JAKARTA, KOMPAS.com - PT Bank Negara Indonesia Tbk (BNI) dan PT Bank Rakyat Indonesia Tbk (BRI) memberikan fasilitas mudik gratis kepada para nasabah untuk pulang ke kampung halamannya.

BNI pada tahun ini memberangkatkan sekitar 5.900 pemudik melalui program "BNI Rejeki Mudik 2015" dengan menggunakan moda transportasi berupa bus dan pesawat terbang.

Dalam kegiatan ini, BNI membagi pemberangkatan ke dalam empat kelompok. Pertama, sebanyak 10 bus yang mengangkut 500 pemudik diberangkatkan pada tanggal 12 Juli 2015, bersamaan dengan 15 BUMN lain dari Parkir Timur Senayan, Jakarta.
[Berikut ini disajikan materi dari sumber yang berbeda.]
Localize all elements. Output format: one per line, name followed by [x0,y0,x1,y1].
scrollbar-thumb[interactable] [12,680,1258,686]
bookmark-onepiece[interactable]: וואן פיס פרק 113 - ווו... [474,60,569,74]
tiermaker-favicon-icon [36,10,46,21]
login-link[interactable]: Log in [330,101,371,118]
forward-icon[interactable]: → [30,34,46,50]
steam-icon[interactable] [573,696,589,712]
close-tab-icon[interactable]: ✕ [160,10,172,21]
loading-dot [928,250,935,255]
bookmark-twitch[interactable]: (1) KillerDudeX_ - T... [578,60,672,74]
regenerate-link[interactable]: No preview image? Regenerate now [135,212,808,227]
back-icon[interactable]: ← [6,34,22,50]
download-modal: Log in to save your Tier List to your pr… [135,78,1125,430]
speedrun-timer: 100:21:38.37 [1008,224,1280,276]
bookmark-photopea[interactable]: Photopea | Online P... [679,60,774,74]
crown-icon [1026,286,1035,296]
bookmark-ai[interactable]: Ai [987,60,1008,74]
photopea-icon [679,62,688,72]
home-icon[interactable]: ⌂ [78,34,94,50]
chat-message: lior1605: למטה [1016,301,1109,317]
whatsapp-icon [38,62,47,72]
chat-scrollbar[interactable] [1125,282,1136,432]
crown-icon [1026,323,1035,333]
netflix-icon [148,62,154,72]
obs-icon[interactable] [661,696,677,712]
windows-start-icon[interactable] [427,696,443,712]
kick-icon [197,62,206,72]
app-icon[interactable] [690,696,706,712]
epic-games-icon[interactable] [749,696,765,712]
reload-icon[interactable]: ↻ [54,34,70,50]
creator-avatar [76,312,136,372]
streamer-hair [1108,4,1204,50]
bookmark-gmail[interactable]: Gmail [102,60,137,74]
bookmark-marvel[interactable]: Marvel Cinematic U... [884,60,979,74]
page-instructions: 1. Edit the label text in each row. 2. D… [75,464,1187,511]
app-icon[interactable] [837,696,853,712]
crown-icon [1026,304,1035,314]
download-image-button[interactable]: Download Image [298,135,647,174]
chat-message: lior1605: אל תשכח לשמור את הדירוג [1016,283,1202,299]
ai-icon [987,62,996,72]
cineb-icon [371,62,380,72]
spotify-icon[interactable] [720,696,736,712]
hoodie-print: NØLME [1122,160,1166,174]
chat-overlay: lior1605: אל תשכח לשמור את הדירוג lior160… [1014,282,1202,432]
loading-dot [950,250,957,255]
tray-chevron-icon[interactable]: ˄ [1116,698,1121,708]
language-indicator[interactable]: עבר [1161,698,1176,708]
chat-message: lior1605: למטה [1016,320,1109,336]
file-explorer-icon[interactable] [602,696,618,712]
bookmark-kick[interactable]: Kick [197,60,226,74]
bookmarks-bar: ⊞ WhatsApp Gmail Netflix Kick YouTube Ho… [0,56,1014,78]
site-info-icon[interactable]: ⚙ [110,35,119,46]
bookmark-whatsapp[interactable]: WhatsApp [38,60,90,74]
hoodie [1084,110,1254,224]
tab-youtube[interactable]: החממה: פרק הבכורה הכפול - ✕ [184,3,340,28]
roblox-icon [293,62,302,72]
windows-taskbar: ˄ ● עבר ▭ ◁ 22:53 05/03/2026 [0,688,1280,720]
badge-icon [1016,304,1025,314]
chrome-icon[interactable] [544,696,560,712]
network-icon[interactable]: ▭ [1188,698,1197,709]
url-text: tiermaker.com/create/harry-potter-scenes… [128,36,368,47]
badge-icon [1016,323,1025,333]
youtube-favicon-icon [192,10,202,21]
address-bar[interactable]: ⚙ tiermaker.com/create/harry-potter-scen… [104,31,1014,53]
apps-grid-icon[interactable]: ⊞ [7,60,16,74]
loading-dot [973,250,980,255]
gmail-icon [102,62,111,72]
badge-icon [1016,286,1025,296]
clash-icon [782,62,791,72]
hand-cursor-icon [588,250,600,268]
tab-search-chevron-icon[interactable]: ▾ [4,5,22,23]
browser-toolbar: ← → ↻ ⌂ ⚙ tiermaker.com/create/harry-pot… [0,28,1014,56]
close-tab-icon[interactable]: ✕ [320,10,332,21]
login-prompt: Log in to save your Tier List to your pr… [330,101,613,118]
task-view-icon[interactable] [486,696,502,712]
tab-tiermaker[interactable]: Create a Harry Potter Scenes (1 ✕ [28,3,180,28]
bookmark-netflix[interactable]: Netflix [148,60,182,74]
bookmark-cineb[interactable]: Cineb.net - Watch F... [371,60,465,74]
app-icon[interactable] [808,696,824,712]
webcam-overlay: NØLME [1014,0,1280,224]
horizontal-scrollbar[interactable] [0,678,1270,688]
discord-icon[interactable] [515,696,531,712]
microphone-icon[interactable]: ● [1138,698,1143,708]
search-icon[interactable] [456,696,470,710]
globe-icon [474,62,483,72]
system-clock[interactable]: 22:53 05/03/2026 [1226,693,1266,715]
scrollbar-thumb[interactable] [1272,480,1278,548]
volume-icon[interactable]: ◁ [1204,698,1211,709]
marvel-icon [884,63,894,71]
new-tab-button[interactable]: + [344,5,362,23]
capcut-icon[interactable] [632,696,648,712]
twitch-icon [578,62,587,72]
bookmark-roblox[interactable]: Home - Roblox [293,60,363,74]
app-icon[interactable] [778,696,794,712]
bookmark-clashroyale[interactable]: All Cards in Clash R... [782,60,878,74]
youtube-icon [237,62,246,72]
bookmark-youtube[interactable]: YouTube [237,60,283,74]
Kelompok kedua, yang merupakan kelompok utama diberangkatkan pada 13 Juli 2015 menggunakan sekitar 104 bus yang mengangkut lebih dari 5.200 pemudik dengan tujuan Cirebon, Purwokerto, Semarang, Yogyakarta, Solo, Surabaya, Malang, Lampung, Palembang, dan Padang.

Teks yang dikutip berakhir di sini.